De stemmen van onze gemeenteraadsverkiezingen zijn geteld. Sommigen mogen aanblijven als hoeksteen van de gemeente, anderen mogen hun boeltje pakken en vertrekken. Maar niet zonder dat ze even langs de kassa passeren. De uittredingsvergoeding, die onze staat handenvol geld kost, werd in het leven geroepen om verliezende politiekers financieel te troosten.
In Vlaanderen hebben schepenen en burgemeesters die tijdens de afgelopen legislatuur een ambt bekleedden, maar niet werden herverkozen, recht op een uittredingsvergoeding. Maar er is een belangrijke kanttekening. Het recht op deze vergoeding is enkel van toepassing als de betrokken politicus in de volgende legislatuur geen uitvoerend mandaat opneemt. Hij of zij mag ook geen ander inkomen hebben dat hoger is dan de vergoeding.
Onder andere vervangingsinkomens, zoals pensioenen of invaliditeitsuitkeringen, vallen hieronder.
Een belangrijk detail is dat schepenen die ook als werknemer actief zijn, in principe geen recht hebben op de volledige uittredingsvergoeding. Hun beroepsinkomen vanuit een andere functie voorkomt namelijk dat ze aanspraak kunnen maken op dit politieke afscheidscadeau. In het geval dat hun beroeps- of vervangingsinkomen lager is dan de uittredingsvergoeding, kunnen ze wel om een bijpassing vragen om het verschil te overbruggen.
Hoe wordt de uittredingsvergoeding berekend?
De berekening van de uittredingsvergoeding is gebaseerd op de duur van de geleverde diensten als uitvoerend mandataris. Per jaar dat iemand deze functie heeft vervuld, komt er één maand vergoeding bij, met een maximum van twaalf maanden. Het uiteindelijke bedrag is afhankelijk van de laatst ontvangen jaarwedde in de uitgevoerde functie, exclusief eventuele vakantiegeld en eindejaarstoelage.
Een voorbeeld: een mandataris die tussen 2018 en eind 2024 in functie was, ontvangt zes maanden vergoeding. Iemand die al sinds 2006 mandataris was, komt uit op het maximum van twaalf maanden, zelfs als hij veel langer in functie was.

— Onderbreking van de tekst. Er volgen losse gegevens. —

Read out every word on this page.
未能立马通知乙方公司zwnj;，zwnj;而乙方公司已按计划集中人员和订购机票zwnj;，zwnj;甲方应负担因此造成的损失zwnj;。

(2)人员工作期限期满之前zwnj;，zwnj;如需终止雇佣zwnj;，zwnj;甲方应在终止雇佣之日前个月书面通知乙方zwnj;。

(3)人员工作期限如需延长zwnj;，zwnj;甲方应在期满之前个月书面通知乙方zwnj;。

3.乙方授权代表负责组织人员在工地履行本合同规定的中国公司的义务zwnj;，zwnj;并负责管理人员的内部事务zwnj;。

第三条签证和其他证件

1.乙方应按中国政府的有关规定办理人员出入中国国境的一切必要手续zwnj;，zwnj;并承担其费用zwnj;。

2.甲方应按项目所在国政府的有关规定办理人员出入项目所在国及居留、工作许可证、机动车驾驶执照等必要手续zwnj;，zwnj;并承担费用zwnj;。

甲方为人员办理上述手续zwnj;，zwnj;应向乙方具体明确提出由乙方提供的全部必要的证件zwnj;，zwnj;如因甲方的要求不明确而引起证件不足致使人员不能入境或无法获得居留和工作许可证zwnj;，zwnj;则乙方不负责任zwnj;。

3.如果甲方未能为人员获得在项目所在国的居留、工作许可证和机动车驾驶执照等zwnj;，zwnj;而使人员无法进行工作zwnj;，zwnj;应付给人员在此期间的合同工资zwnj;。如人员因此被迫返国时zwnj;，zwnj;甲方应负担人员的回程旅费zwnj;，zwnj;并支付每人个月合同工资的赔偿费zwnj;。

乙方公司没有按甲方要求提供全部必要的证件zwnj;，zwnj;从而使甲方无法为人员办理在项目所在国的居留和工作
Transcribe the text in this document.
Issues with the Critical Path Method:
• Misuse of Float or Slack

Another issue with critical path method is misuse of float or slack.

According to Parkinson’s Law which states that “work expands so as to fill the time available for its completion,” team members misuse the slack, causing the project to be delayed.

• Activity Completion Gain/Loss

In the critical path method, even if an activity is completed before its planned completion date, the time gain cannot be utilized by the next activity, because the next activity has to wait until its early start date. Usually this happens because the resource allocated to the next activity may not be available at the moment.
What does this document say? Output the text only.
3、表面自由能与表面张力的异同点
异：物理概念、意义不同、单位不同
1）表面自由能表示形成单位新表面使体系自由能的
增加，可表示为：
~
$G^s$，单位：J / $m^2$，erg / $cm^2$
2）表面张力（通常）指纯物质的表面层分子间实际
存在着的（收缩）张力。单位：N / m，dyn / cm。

Vergoedingen op basis van gemeentegrootte
De lonen van burgemeesters en schepenen in Vlaanderen zijn wettelijk bepaald en variëren afhankelijk van de omvang van de gemeente. Een burgemeester van een kleine gemeente met minder dan 300 inwoners verdient een brutojaarsalaris van 28.819 euro. Aan de andere kant van het spectrum krijgt een burgemeester van een stad met meer dan 150.000 inwoners een brutojaarsalaris van 168.224 euro. Schepenen ontvangen een percentage van het loon van de burgemeester, variërend van 60 procent in kleinere gemeenten tot 75 procent in gemeenten met meer dan 50.000 inwoners.
Als we stellen dat een gemiddelde gemeente in Vlaanderen ongeveer 20.000 inwoners telt, dan krijgt een burgemeester van een gemeente van die grootte zo'n € 47.150 bruto per jaar. Niet slecht als je ziet dat sommige ambtenaren eigenlijk geen zak uitvoeren.
Wie zijn de grootste cashers?
De slimste der politiekers is toch wel Bart de Wever. Hij was al premier, federaal parlementslid en burgemeester van Antwerpen. Ca-shing!
Ook Bart Somers, burgemeester van Mechelen en Vlaams minister van Binnenlands Bestuur, Bestuurszaken, Inburgering en Gelijke Kansen. Zijn financiële kansen zijn wel net iets voordeliger dan bij de gewone burger.
Ook Vincent Van Quickenborne, burgemeester van Kortrijk en Federaal minister van Justitie, haalt flink wat centen binnen bij zijn ‘aftreding’.